3) but you wish it wasn't

Maybe it'd be useful to make a list of all the publicly advertised funding channels? Other ones I know of:

  • http://existence.org/getting-support/
  • https://futureoflife.org/2017/12/20/2018-international-ai-safety-grants-competition/
  • https://www.lesserwrong.com/posts/4WbNGQMvuFtY3So7s/announcement-ai-alignment-prize-winners-and-next-round
  • https://intelligence.org/mirix/
  • https://www.openphilanthropy.org/focus/global-catastrophic-risks/potential-risks-advanced-artificial-intelligence/open-philanthropy-project-ai-fellows-program

I noticed your comment and created this website that lists funding channels for AI alignment research. I am planning to create a new post on LW to share it after I receive some feedback.
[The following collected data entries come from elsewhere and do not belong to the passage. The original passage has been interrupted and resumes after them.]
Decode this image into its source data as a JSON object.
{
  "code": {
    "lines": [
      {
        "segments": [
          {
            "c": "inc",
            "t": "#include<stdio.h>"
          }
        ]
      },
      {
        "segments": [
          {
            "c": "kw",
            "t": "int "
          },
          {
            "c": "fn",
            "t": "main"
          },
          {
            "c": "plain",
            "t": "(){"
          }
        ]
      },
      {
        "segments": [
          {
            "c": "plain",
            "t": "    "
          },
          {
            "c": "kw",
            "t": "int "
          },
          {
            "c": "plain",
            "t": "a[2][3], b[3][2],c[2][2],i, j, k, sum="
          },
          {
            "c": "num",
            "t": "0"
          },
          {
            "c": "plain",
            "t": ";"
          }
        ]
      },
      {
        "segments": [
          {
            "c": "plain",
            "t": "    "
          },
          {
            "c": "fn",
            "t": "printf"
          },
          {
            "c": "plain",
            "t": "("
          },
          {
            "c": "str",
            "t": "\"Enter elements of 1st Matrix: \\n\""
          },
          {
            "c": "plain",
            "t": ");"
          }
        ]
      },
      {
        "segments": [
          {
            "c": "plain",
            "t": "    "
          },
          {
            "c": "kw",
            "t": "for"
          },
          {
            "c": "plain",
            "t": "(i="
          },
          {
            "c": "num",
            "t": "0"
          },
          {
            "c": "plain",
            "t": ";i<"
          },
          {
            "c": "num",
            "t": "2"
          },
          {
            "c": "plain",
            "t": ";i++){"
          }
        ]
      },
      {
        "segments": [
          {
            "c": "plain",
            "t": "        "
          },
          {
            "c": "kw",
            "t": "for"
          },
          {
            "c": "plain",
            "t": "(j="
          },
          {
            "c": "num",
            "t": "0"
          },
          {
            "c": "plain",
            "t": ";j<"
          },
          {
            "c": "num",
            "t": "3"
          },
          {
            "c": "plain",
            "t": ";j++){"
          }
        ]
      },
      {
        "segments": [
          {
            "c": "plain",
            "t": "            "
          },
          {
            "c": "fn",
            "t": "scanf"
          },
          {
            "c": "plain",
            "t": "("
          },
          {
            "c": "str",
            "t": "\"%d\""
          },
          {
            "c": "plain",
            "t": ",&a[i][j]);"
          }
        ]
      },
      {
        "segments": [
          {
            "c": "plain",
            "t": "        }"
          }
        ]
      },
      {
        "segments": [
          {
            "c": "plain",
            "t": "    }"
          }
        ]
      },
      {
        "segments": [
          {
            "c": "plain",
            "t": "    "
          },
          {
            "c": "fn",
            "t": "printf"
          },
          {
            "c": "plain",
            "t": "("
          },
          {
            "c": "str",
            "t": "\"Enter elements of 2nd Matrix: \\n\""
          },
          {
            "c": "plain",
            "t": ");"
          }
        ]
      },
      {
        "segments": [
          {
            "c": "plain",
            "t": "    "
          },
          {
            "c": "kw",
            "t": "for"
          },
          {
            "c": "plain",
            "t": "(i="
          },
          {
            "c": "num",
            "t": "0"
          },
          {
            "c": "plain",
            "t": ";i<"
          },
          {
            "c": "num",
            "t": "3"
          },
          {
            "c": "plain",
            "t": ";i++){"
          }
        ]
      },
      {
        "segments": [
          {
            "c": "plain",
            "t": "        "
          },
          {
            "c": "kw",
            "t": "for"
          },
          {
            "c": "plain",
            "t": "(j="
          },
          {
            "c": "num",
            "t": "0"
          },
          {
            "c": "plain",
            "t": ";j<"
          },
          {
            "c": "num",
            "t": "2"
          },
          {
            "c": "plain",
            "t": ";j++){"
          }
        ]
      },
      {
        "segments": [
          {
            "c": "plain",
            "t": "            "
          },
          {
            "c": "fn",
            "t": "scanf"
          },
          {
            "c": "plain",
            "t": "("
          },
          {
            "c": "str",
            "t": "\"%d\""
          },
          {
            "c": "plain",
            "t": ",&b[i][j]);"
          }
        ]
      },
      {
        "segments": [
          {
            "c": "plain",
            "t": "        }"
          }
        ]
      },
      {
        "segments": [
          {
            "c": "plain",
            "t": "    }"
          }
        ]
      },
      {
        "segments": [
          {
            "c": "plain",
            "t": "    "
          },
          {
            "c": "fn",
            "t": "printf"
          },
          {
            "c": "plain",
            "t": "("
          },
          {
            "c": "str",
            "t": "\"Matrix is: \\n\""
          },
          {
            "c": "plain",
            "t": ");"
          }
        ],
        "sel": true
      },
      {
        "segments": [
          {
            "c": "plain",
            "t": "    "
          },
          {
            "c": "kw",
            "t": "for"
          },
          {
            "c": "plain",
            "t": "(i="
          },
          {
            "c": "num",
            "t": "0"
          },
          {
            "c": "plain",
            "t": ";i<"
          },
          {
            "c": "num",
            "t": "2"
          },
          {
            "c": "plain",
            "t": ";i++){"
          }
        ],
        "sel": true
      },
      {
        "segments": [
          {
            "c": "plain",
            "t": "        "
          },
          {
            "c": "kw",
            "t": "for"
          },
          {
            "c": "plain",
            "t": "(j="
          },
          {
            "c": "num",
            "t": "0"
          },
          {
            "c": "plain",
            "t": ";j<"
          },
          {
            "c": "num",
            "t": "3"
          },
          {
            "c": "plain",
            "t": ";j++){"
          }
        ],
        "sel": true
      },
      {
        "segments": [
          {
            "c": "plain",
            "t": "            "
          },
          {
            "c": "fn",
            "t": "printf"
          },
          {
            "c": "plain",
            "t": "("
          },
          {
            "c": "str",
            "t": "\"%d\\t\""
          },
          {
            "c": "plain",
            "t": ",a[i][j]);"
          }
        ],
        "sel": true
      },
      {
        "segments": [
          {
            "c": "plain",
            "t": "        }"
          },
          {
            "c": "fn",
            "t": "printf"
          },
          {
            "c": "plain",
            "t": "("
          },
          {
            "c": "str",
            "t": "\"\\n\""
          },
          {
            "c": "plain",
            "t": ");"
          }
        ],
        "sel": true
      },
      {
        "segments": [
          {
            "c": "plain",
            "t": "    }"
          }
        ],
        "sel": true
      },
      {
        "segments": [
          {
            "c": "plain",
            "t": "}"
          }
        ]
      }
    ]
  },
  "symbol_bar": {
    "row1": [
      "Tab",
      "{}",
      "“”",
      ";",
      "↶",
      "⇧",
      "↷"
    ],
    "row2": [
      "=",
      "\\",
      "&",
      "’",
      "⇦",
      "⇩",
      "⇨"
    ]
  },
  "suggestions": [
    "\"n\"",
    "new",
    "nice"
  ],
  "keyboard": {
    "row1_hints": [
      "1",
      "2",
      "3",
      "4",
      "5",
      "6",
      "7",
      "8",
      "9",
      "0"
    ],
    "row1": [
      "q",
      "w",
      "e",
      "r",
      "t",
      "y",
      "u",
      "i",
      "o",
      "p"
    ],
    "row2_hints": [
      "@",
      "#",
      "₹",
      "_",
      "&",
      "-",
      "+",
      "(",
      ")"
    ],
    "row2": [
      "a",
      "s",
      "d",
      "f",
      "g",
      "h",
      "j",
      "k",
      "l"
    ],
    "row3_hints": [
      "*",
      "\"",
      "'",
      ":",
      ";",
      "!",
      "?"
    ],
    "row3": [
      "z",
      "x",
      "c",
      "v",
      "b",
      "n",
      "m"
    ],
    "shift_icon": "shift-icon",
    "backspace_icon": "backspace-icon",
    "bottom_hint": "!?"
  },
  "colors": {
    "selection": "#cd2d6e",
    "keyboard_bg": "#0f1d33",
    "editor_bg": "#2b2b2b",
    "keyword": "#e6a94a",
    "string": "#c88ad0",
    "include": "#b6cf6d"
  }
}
Interesting idea! Some thoughts: You might want to think a bit more about who your target audience is. Given that applying for a job at MIRI/FHI/etc. is always another option, it's not totally clear to me to what extent "x risk funding" a natural category. One possible target audience is e.g. graduate students who are looking for research funding. One possible risk of engaging this audience people have talked about is that they might be more interested in optimizing their own career growth than actually solving x-risk-related problems. I'm not sure how worried to be about that. Another possible target audience is people who don't want to move to the Bay Area/Oxford/etc. Once you know who your target audience is, that makes marketing easier because you can market your site wherever that target audience hangs out. It might be that the most natural target audience is "people with math/CS expertise who are interested in working on the alignment problem", in which case you could expand your scope and also list things like open positions at MIRI, the AI safety reading group, lists of open problems, recent publications, etc.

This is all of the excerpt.